Baez, a made-for-replay-era runner and tagger, blossomed into a postseason star, MVP runner-up and two-time All-Star. And credits Maddon to this day with “letting me be me.”
“Javy to me represents pure baseball genius so leave him alone,” Maddon said.
The other classic Jackson-like example might have been Maddon’s and the front office’s approach to 25th-man Tommy La Stella going AWOL in 2016 and heading home to New Jersey when demoted to the minors because of a numbers crunch that involved contract options — and that would have lasted just a few weeks.
It wasn’t exactly a vacation to party all night in Las Vegas and wake up each morning with Carmen Electra.
But it’s a safe bet any of 29 other clubs would have released La Stella.
“I just put myself in that age bracket,” Maddon said, recalling a more confusing age in his own life.
And he listened, he said. La Stella eventually reported to the minors and finished the season on the big-league roster.
“My concern is that if you don’t listen to him, you’re going to lose the guy and you could possibly injure him,” Maddon said. “You could hurt him internally for a long period of time if you don’t really pay attention right now.”
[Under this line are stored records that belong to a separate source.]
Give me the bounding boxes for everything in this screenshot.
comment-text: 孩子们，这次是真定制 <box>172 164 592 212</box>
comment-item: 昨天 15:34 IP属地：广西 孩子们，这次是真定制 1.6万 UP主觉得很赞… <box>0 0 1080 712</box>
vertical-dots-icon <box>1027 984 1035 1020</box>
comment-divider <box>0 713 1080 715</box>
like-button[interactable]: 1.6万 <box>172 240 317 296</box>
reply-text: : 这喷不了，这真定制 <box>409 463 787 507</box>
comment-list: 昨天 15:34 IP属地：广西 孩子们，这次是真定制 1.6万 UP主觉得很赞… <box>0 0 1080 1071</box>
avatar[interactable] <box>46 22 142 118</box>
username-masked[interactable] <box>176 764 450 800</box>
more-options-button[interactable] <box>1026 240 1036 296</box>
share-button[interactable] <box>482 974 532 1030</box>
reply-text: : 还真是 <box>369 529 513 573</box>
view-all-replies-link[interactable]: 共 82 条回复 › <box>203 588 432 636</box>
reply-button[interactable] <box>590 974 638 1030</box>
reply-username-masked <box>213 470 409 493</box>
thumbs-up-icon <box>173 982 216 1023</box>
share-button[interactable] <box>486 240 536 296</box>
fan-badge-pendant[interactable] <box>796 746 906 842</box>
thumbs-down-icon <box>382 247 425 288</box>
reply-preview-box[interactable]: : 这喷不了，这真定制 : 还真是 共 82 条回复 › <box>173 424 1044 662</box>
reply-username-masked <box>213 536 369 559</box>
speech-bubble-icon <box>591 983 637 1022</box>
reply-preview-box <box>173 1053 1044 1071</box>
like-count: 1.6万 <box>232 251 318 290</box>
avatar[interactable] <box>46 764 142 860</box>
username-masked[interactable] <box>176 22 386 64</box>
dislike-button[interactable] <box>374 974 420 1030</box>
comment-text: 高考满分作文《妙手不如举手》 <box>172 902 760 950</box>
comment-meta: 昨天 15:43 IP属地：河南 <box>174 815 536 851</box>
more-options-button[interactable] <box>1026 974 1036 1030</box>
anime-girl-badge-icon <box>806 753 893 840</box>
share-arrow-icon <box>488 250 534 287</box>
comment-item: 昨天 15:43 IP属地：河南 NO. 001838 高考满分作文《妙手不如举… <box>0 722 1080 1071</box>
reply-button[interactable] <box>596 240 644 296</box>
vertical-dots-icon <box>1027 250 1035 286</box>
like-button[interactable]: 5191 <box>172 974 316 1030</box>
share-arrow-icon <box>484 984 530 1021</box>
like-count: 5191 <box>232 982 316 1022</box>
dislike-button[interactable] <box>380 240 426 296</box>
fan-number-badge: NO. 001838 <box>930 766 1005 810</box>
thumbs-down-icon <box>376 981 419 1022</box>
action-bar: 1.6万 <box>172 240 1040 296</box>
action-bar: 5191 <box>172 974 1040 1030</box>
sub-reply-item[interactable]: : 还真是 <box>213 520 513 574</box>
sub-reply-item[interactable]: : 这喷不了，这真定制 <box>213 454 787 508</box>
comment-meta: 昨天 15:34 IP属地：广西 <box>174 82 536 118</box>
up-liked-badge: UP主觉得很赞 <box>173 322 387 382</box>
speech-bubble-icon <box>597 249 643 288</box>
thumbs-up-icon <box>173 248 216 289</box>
La Stella became an All-Star last year with the Angels, and now they’re reunited.
Incidentally, that in-season vacation idea? Maddon has long touted that as a next frontier in performance management.
In fact, Maddon said Cubs president Theo Epstein offered Maddon that perk when he was hired before the 2015 season.
“[He said] he thought it’d be wise if I at some point just took a little brody, just took a couple days,” Maddon said. “Which of course I never did. But that was conceptually a pretty good thought. And there’s nothing wrong with it. We play 162 [games]; we don’t get days off.”
Time off won’t be an issue this year, regardless of what becomes of a baseball season — if one is played at all.
Maddon said he believes a season will be played, based on what medical experts such as Dr. Tony Fauci, the nation’s top infectious disease official, say as well as what he hears from MLB conference calls.
“It’s not going to be perfect,” he said. “But you’ve got to put your toe back in the water at some point.”
At 66, Maddon is one of two managers considered at higher risk because of his age for the most severe symptoms infected (also Houston’s Dusty Baker, 70).
But he’s “on a roll right now,” he said — having biked 40 consecutive days while in Arizona and continuing to bike regularly where he is now; and he’s very nutrition conscious.
“I want to believe if I were to contract it, I’d be able to fight it off,” he said. “That’s the premise I’m working from. So I don’t necessarily worry about it.“
Besides, he’s got a next act to start. In California, with a generational talent, supporting cast and a chance to pick up where he left off in Chicago.
Where have we seen that before?
“That’s right,” Maddon said. “And I have some of the best players. There’s nothing wrong with Michael Trout and Anthony Rendon and Albert Pujols and Shohei Ohtani.”
Don’t get him started on the pitchers he saw in camp. “This is really interesting stuff,” he said.
But the big question? Come on.
Michael or Michael?
“Listen, in their perspective sports, I mean, Jordan probably is considered the best of all-time. I don’t know who’s going to argue against that,” he said. “And by the time Michael Trout’s done you’re going to hear the same — you’re already hearing it. You’re already hearing it.”